Ed addestrarli al più corretto ed equilibrato comportamento sociale, a come
affrontare ogni situazione particolare che si presenti coi propri simili.
Poi
dobbiamo insegnargli ad avere il massimo rispetto del loro corpo. Conoscerne
tutti i meccanismi, cosa ci serve, cosa
ci danneggia. Sempre partendo da insegnamenti che dalla più tenera età si
ripetano con sempre maggiori livelli di profondità esplicativa, fino ai
vent'anni. E tutto ciò oggi più che mai è fondamentale per tenerli alla larga
dagli sbandamenti e comportamenti nocivi.
Altra
cosa fondamentale sarebbe orientarli verso un approccio sociale di tipo collaborativo anziché competitivo.
A
tale proposito sono molto interessanti le esperienze e attività svolte in
alcune scuole e di cui viene fornita ampia documentazione nel testo di Daniel
Goleman "Intelligenza emotiva", che ogni genitore (ed insegnante)
dovrebbe fare lo sforzo di leggere.
La
nostra società, basandosi sul profitto sfrenato e spregiudicato, pone la
massima attenzione a creare individui bravi a sconfiggere gli altri, a
superarli, puntando sulla scaltrezza e
spesso
sull'inganno. In altri termini è il trionfo della competitività.
Anche
gli sport sono del tutto agonistici e quindi portano il giovane a competere e
sconfiggere gli altri concorrenti. Il massimo lo constatiamo nel calcio, dove
la competizione è tra i giocatori della stessa squadra, poi ovviamente contro
tutte le squadre avversarie ed infine si estende all'intero universo dei
tifosi, che arrivano a vere e proprie guerriglie, oltre ad avere anche un forte
esempio di corruzione e imbrogli a livello dirigenziale. Tutto ciò dimostra quanto queste mode sportive siano esempi deleteri
all'educazione, al rispetto sociale ed alla spirito collaborativo.
Forse
sarebbe molto meglio indirizzare i giovani verso attività da boyscout, dove,
oltre all'aspetto collaborativo della squadra, c'è anche l'importantissimo
contatto col mondo della Natura (assai lontano dalla vita di tutti i giorni,
soprattutto dei ragazzi di città).
Un
altro elemento assolutamente negativo è dato dall'uso dei video giochi, oltre a tutti i rischi a cui esponiamo i
giovani semplicemente con l'uso incondizionato del Web e dei social.
Ho
passato in rassegna molti titoli di giochi per play station che mi sono stati
indicati da ragazzi quindicenni ed analizzandone lo svolgimento appare evidente
che si tratta di prove quasi
esclusivamente basate sull'estrema aggressività.
Lo
scopo è quasi sempre di uccidere degli ipotetici "avversari", coi
mezzi più spietati messi a disposizione dal gioco.
Questo
pessimo esempio di gioco per bambini abitua il giovane a considerare
"normale e premiante" andare in giro a sparare a tutti quelli che
incontri.
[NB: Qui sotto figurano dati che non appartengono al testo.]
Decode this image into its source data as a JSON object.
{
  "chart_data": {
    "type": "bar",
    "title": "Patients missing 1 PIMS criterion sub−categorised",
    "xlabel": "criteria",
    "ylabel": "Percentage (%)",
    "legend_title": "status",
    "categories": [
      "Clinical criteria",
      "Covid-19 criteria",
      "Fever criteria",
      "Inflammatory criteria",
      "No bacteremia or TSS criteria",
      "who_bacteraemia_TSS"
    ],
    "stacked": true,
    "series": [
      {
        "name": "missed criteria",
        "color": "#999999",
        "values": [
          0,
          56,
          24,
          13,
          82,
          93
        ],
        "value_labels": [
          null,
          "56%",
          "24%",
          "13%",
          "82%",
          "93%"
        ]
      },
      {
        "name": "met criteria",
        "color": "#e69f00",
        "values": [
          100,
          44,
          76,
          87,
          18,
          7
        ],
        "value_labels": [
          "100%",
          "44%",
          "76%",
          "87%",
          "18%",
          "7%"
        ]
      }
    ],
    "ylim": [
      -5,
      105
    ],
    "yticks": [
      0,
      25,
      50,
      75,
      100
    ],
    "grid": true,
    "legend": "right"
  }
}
Ma vi pare intelligente e positiva una prova del genere?
Il realismo
grafico di tali pseudo avventure, poi, è sconcertante, nulla a che
vedere con i vecchi giochi (reali) che facevano tra loro i ragazzini fino ad un
paio di generazioni precedenti. Tutto ciò non può non produrre assuefazione
all'azione violenta, che negli individui più deboli si può trasferire
facilmente in emulazione nella vita reale o comunque, bene che vada, che fa
diventare "normale" il massacro di altri esseri umani, visto e
rivisto migliaia di volte, che dunque non fa più orrore, come in pratica
dovrebbe fare, ma diventa prodezza!
Non
ci stupiamo poi se i più deboli e influenzabili possono diventare dei
terroristi! Negli USA casi di persone che si armano di mitragliatrice e fanno
un massacro in una scuola o altro luogo pubblico sono decine ogni anno!
Qui si inserisce
il problema del ruolo educativo dei genitori. Purtroppo, però, nessuno può singolarmente
proibire al proprio figlio di passare il suo tempo libero scegliendo questi
giochi e nessuno può proibire qualsiasi altro comportamento negativo che sia
attualmente in voga.
Per
riuscire a modificare questa dipendenza da sport agonistici e/o da giochi
violenti, sui quali alcuni bambini trascorrono ore ogni giorno, o da tutte le
altre forme negative di comportamento, non può avere successo l'iniziativa di
una singola famiglia perché il giovane si sentirebbe ingiustamente punito,
confrontandosi con i suoi compagni a cui non venissero proibiti gli stessi
passatempi o gli stessi comportamenti sociali.
Per
avere successo tutti i genitori dovrebbero studiare e capire come comportarsi
coi propri figli e congiuntamente proibire loro tutto ciò che sicuramente è
negativo per la loro sana crescita sociale e individuale.
L'errore più
frequente al giorno d'oggi commesso dai genitori è un eccesso di permissivismo
e protezionismo.
Il
giovane deve imparare a rispettare le regole sociali e deve sentirsi il più possibile
artefice delle proprie conquiste.
Per
questo ho scritto che è dalla scuola che si dovrebbe partire, rinnovandola
totalmente, per formare i futuri adulti che diventeranno genitori e saranno
meglio disposti a modificare il loro ruolo per forgiare il comportamento e le
scelte dei loro figli, dando anche un esempio qualitativamente migliore. O, in
alternativa, potrebbero essere avviate iniziative private tra gruppi di
genitori che definiscano e applichino gli stessi sani criteri educativi.
Per ultimo resterebbe
il più grande dei problemi: lo squallore della società basata sul consumo e sul
denaro.
Non
è possibile rivoluzionarla, visti i poteri forti che tra banche, alta finanza,
politica e imprese, condizionano qualsiasi gusto e modello comportamentale.
Solo il
cambiamento nell'educazione scolastica può predisporre nuovi individui al
cambiamento sociale, oltre che ad essere più sani, rispettosi di sé stessi e
degli altri e dell'ambiente intero, migliori genitori e maggiormente
interessati a tutte le cose belle che la vita ci offre.